Wednesday, July 30, 2008

trust.

Trust in the LORD with all your heart
And do not lean on your own understanding.
In all your ways acknowledge Him,
And He will make your paths straight.
Proverbs 3:5-6


Thanks for sharing, joe. It's a good reminder because I've failed to trust. To be honest, I'm not sure why I've failed to trust. I haven't been hurt in some blatant, astounding way that would make me distrust people or God. I guess I'd attribute it to my flaw of setting such high expectations on people/things and being disappointed - all because I've expected too much of someone or something.
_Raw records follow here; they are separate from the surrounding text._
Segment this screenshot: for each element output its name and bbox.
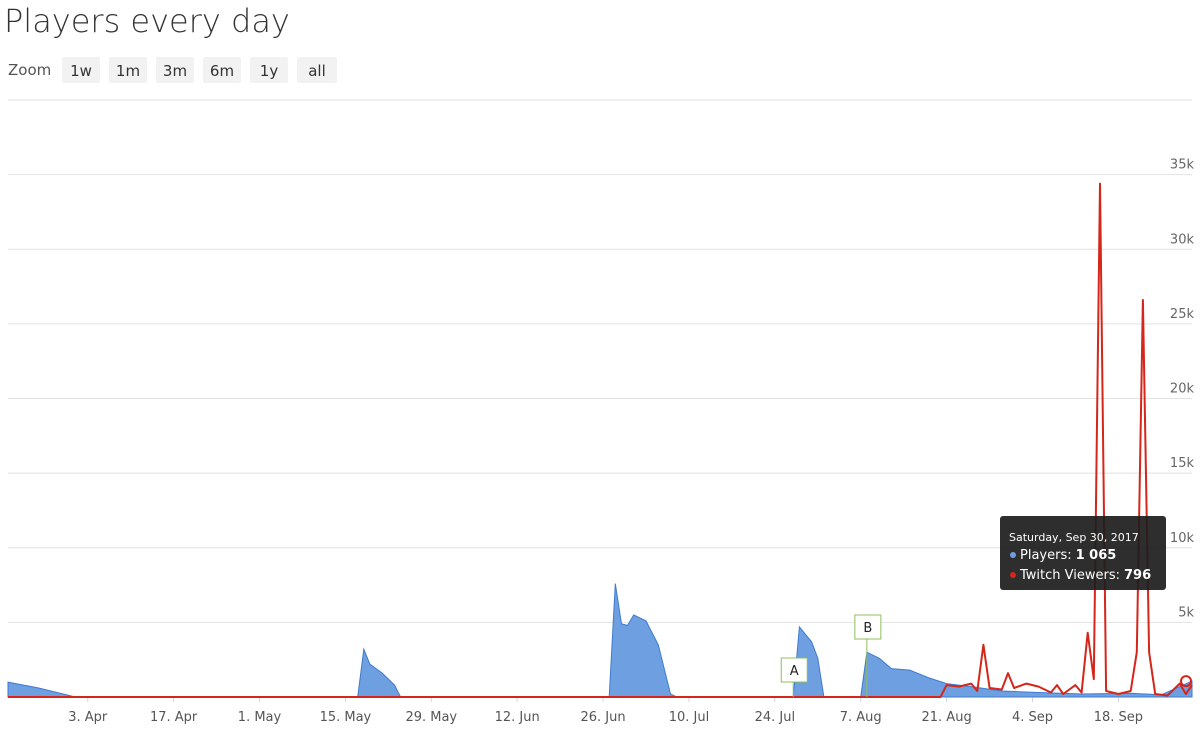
- x-tick-label: 18. Sep: [1094, 710, 1143, 725]
- x-tick-label: 29. May: [405, 710, 457, 725]
- flag-box: [780, 657, 808, 683]
- x-tick-label: 1. May: [238, 710, 282, 725]
- zoom-button-bg[interactable]: [203, 57, 241, 83]
- zoom-button-bg[interactable]: [250, 57, 288, 83]
- grid: 5k 10k 15k 20k 25k 30k 35k 3. Apr 17. Apr 1. May 1…: [8, 99, 1195, 725]
- tooltip: Saturday, Sep 30, 2017 Players: 1 065 Twitc…: [1000, 516, 1192, 688]
- x-tick-label: 26. Jun: [581, 710, 626, 725]
- x-tick-label: 12. Jun: [495, 710, 540, 725]
- zoom-button-label[interactable]: 1w: [70, 62, 92, 80]
- y-tick-label: 15k: [1170, 456, 1195, 471]
- x-tick-label: 21. Aug: [922, 710, 972, 725]
- tooltip-label: Twitch Viewers:: [1019, 568, 1120, 583]
- x-tick-label: 17. Apr: [150, 710, 198, 725]
- x-tick-label: 4. Sep: [1012, 710, 1053, 725]
- zoom-button-label[interactable]: 1y: [260, 62, 279, 80]
- tooltip-dot: [1010, 552, 1016, 558]
- tooltip-value: 1 065: [1076, 548, 1117, 563]
- zoom-button[interactable]: all: [297, 57, 337, 83]
- flag-box: [854, 614, 882, 640]
- zoom-button[interactable]: 1m: [109, 57, 147, 83]
- twitch-line: [8, 182, 1193, 698]
- x-tick-label: 24. Jul: [755, 710, 796, 725]
- zoom-button-label[interactable]: 3m: [163, 62, 187, 80]
- tooltip-dot: [1010, 572, 1016, 578]
- x-tick-label: 10. Jul: [669, 710, 710, 725]
- zoom-button-bg[interactable]: [62, 57, 100, 83]
- zoom-button-label[interactable]: all: [308, 62, 326, 80]
- y-tick-label: 20k: [1170, 382, 1195, 397]
- x-tick-label: 7. Aug: [840, 710, 882, 725]
- y-tick-label: 10k: [1170, 531, 1195, 546]
- chart-title: Players every day: [4, 2, 290, 40]
- zoom-buttons: 1w 1m 3m 6m 1y all: [62, 57, 337, 83]
- zoom-button-bg[interactable]: [297, 57, 337, 83]
- tooltip-row: Twitch Viewers: 796: [1019, 568, 1151, 583]
- tooltip-row: Players: 1 065: [1020, 548, 1116, 563]
- zoom-button-bg[interactable]: [109, 57, 147, 83]
- zoom-button[interactable]: 6m: [203, 57, 241, 83]
- y-tick-label: 25k: [1170, 307, 1195, 322]
- zoom-button-bg[interactable]: [156, 57, 194, 83]
- zoom-button[interactable]: 1w: [62, 57, 100, 83]
- tooltip-value: 796: [1124, 568, 1151, 583]
- x-tick-label: 3. Apr: [68, 710, 108, 725]
- flags: AB: [780, 614, 882, 697]
- tooltip-label: Players:: [1020, 548, 1072, 563]
- zoom-button[interactable]: 1y: [250, 57, 288, 83]
- flag-label: B: [863, 621, 872, 636]
- zoom-button-label[interactable]: 6m: [210, 62, 234, 80]
- tooltip-title: Saturday, Sep 30, 2017: [1009, 531, 1139, 544]
- zoom-button[interactable]: 3m: [156, 57, 194, 83]
- zoom-label: Zoom: [8, 61, 51, 79]
- y-tick-label: 35k: [1170, 158, 1195, 173]
- zoom-button-label[interactable]: 1m: [116, 62, 140, 80]
- hover-marker: [1180, 675, 1192, 688]
- plot: [7, 182, 1193, 698]
- x-tick-label: 15. May: [320, 710, 372, 725]
- y-tick-label: 30k: [1170, 232, 1195, 247]
- flag-label: A: [790, 664, 799, 679]
- y-tick-label: 5k: [1178, 605, 1194, 620]
- players-area: [7, 583, 1193, 698]
- tooltip-box: [1000, 516, 1166, 590]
Anyway, it's a good passage and something I should pray on a daily basis.


I've been pensive lately, continually missing Seattle. I had a painful yet enlightening epiphany on my last trip back to my other home. Lately, I haven't felt spiritually grounded or particularly driven in my faith. I haven't been praying as much, neglect to be truly focused when I do pray or go to Mass, and I haven't felt spiritual vigor in quite some time. But when I went back to the Chapel of St. Ignatius and celebrated Mass, I felt this sense of release, like God had forgiven me for the times I've neglected Him/Her, for the times I've drifted and been hurtful. Like I could start on a fresh slate. That got me thinking, "Why don't I ever feel this way back home? Why doesn't it come easily?" Which led me to my epiphany... It isn't supposed to be easy. I'm struggling to find my way back to God and that doesn't mean it'll be an easy journey. I think it comes more easily when I enter the Chapel because that's where I truly first fell in love. I fell in love with Christ - where it was my choice and my decision to say yes to Him and the place where Jesus told me, "I love you despite your flaws. Come to me. I'm here." The sentimentality of that sacred place will always bring me to that first feeling of love with Christ, where I learned to love and how to worship, how to pray and how to be one with Christ and united with others in Christ.


... brain fart. let's end it here for now. Trust. Hope. Love. Faith.